So, here’s the thing. In December, I signed up to write all of AXS’s New Year’s concert previews. Not too long after I finished those, an editor asked me to take on all of AXS’s Valentine’s Day concert previews. Not too long after I finished those, I volunteered to help tackle some of the St. Patrick’s Day because I’m an idiot, I guess. I mean, I’ll probably change my attitude once I get paid–all the Valentine’s Day ones should hit, well, today, followed by St. Patrick’s Day next month–but what ended up happening every time was I had less writing time than I expected and ended up coming home from working full-time and spending entire evenings for days, in some cases over week, finishing the things. It wasn’t even that it was difficult work, it was just that some cities don’t have as much going on as others, so hunting down, say, five family-friendly St. Patrick’s Day events can take a long time.
I keep saying when I finish up that I’m taking a writing break for a week, but at this point, not even I believe me when I say that. I’m just grateful that the only possible holiday they could throw at me next is Earth Day, and I don’t think that’s a thing an event site cares enough about.
In the midst of all this, Terra started working at a crisis call center and wanted to spend one of her nights off seeing a movie, so I ditched an evening I should’ve spent writing to hang out with her and her new beau, this guy she’s been friends with for a little while that I always kind of thought had a thing for her. Well, with her husband turning into a colossal shit, one thing led to another, and bam, we go on double dates now.
Look, here’s the thing: it’s super easy to start comparing someone’s ex to their new significant other, and on top of that, hindsight is 20/20, as they say. I never had a problem with her husband–we actually got along pretty well–but this new guy, whose name is also Scott, just seems…so much better. He’s a good few years younger than us, meaning myself, Terra, and Paul, so there are some things that come along with that difference in age, but that’s been our only real complaint. He’s easier to talk to, he’s more friendly, he’s more compassionate, and so on. Her husband had this impatience and harshness to him, even pre-Navy, that this guy just doesn’t. He’s more fun to hang out with, and he seems to just be better for her, too.
So we met up in the South Hills. I made a pit stop to unload a stack of old magazines at Half Price Books and got like a whole two bucks for them, but hey, I’ll take it–better than the stack taking up much-needed space in my apartment, especially considering I never read almost all of them. I don’t even know how I got them, either, aside from Rolling Stone, which I know comes with certain Live Nation ticket orders. But I don’t know how I ended up with Better Housekeeping and Ebony. I have an unsubstantiated theory that it has to do with my FYE membership.
We grabbed a quick food-court dinner since car trouble had Scott and Terra running late. Now, I’ve never had to worry about a movie selling out pretty much ever, yet sure enough, when we went back to the theater, Split was sold out. After doing some Googling, we figured if we left fast, we could make it back to Washington for the next showing there, and we just barely made it–it was close to selling out, and we ended up not being able to sit together.

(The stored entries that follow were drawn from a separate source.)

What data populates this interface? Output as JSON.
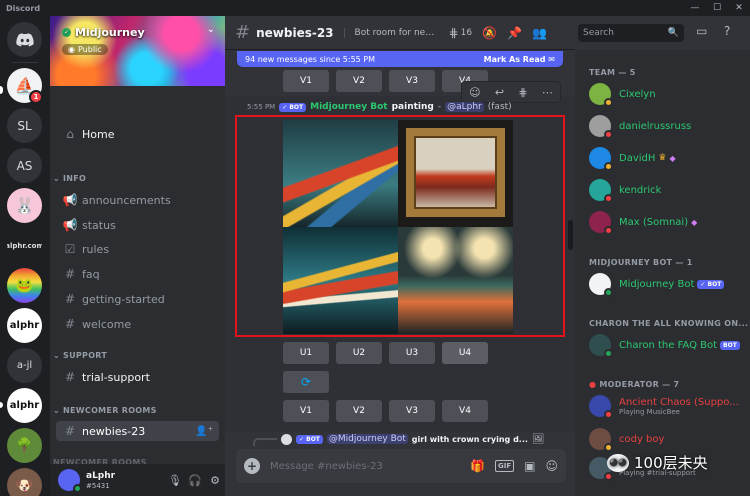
{
  "window": {
    "title": "Discord",
    "min": "—",
    "max": "☐",
    "close": "✕"
  },
  "rail": {
    "home_icon": "discord-logo",
    "servers": [
      {
        "label": "",
        "icon": "sailboat-icon",
        "badge": "1"
      },
      {
        "label": "SL"
      },
      {
        "label": "AS"
      },
      {
        "label": "",
        "icon": "pink-character"
      },
      {
        "label": "alphr.com"
      },
      {
        "label": "",
        "icon": "rainbow-frog"
      },
      {
        "label": "alphr"
      },
      {
        "label": "a-jl"
      },
      {
        "label": "alphr"
      },
      {
        "label": "",
        "icon": "pixel-art"
      },
      {
        "label": "",
        "icon": "dog-avatar"
      }
    ]
  },
  "sidebar": {
    "server_name": "Midjourney",
    "public_label": "Public",
    "home": "Home",
    "categories": [
      {
        "name": "INFO",
        "channels": [
          "announcements",
          "status",
          "rules",
          "faq",
          "getting-started",
          "welcome"
        ]
      },
      {
        "name": "SUPPORT",
        "channels": [
          "trial-support"
        ]
      },
      {
        "name": "NEWCOMER ROOMS",
        "channels": [
          "newbies-23"
        ]
      },
      {
        "name": "NEWCOMER ROOMS"
      }
    ]
  },
  "user": {
    "name": "aLphr",
    "tag": "#5431"
  },
  "header": {
    "channel": "newbies-23",
    "topic": "Bot room for new users. Type /imagine",
    "thread_count": "16",
    "search_placeholder": "Search"
  },
  "chat": {
    "new_messages": "94 new messages since 5:55 PM",
    "mark_read": "Mark As Read",
    "top_buttons": [
      "V1",
      "V2",
      "V3",
      "V4"
    ],
    "message": {
      "time": "5:55 PM",
      "bot_tag": "BOT",
      "author": "Midjourney Bot",
      "prompt": "painting",
      "dash": "-",
      "mention": "@aLphr",
      "mode": "(fast)"
    },
    "upscale_buttons": [
      "U1",
      "U2",
      "U3",
      "U4"
    ],
    "variation_buttons": [
      "V1",
      "V2",
      "V3",
      "V4"
    ],
    "refresh_icon": "refresh-icon",
    "reply": {
      "bot_tag": "BOT",
      "mention": "@Midjourney Bot",
      "text": "girl with crown crying d..."
    },
    "input_placeholder": "Message #newbies-23"
  },
  "members": {
    "groups": [
      {
        "name": "TEAM — 5",
        "members": [
          {
            "name": "Cixelyn",
            "color": "#2dc770"
          },
          {
            "name": "danielrussruss",
            "color": "#2dc770"
          },
          {
            "name": "DavidH",
            "color": "#2dc770"
          },
          {
            "name": "kendrick",
            "color": "#2dc770"
          },
          {
            "name": "Max (Somnai)",
            "color": "#2dc770"
          }
        ]
      },
      {
        "name": "MIDJOURNEY BOT — 1",
        "members": [
          {
            "name": "Midjourney Bot",
            "color": "#2dc770",
            "bot": "BOT"
          }
        ]
      },
      {
        "name": "CHARON THE ALL KNOWING ON...",
        "members": [
          {
            "name": "Charon the FAQ Bot",
            "color": "#2dc770",
            "bot": "BOT"
          }
        ]
      },
      {
        "name": "MODERATOR — 7",
        "members": [
          {
            "name": "Ancient Chaos (Suppo...",
            "color": "#e8413f",
            "sub": "Playing MusicBee"
          },
          {
            "name": "cody boy",
            "color": "#e8413f"
          },
          {
            "name": "",
            "color": "#e8413f",
            "sub": "Playing #trial-support"
          }
        ]
      }
    ]
  },
  "watermark": "100层未央",
  "colors": {
    "accent": "#5865f2",
    "online": "#23a55a",
    "dnd": "#f23f43",
    "mod": "#e8413f",
    "team": "#2dc770",
    "highlight": "#e1131b"
  }
}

I guess the crowds were on to something. The reviews I read before going in were all positive, and honestly, I’ve really been rooting for M. Night Shyamalan to make a comeback. I really liked his early films–I’m even a rare fan of Lady in the Water, or at least I think it has more merit than people give it credit for–and after movies like The Village and The Happening, where the quality really started tanking, I felt he needed to take a break and get back to more basic storytelling that didn’t focus so much on a twist. I knew, and I think a lot of other fans and general moviegoers knew, too, that he was capable of much better, and I really hoped he’d come back with something good and not just kind of disappear. And I think he’s done it with Split. It has received some valid criticism, but it was entertaining to watch, appropriately disturbing, and just delivered a good trip to the movies. I was so happy for Shyamalan when I left that theater because he finally got one right. It’s got to feel good to have your movies go from being panned to get genuinely good reviews and ending up #1.
On another Shyamalan note, I also Netflixed the Avatar: The Last Airbender not too long before we went. Now, I hear that the problems with that movie have less to do with Shyamalan himself and more to do with the script and studio, which I totally believe, but that, too, was bad. It kind of stripped the show of everything that made it good and paired it with a whitewashed cast–with the exception of the villains, who were of course still brown, because Hollywood–and bad acting. The exception was Dev Patel. Good for you, Dev Patel.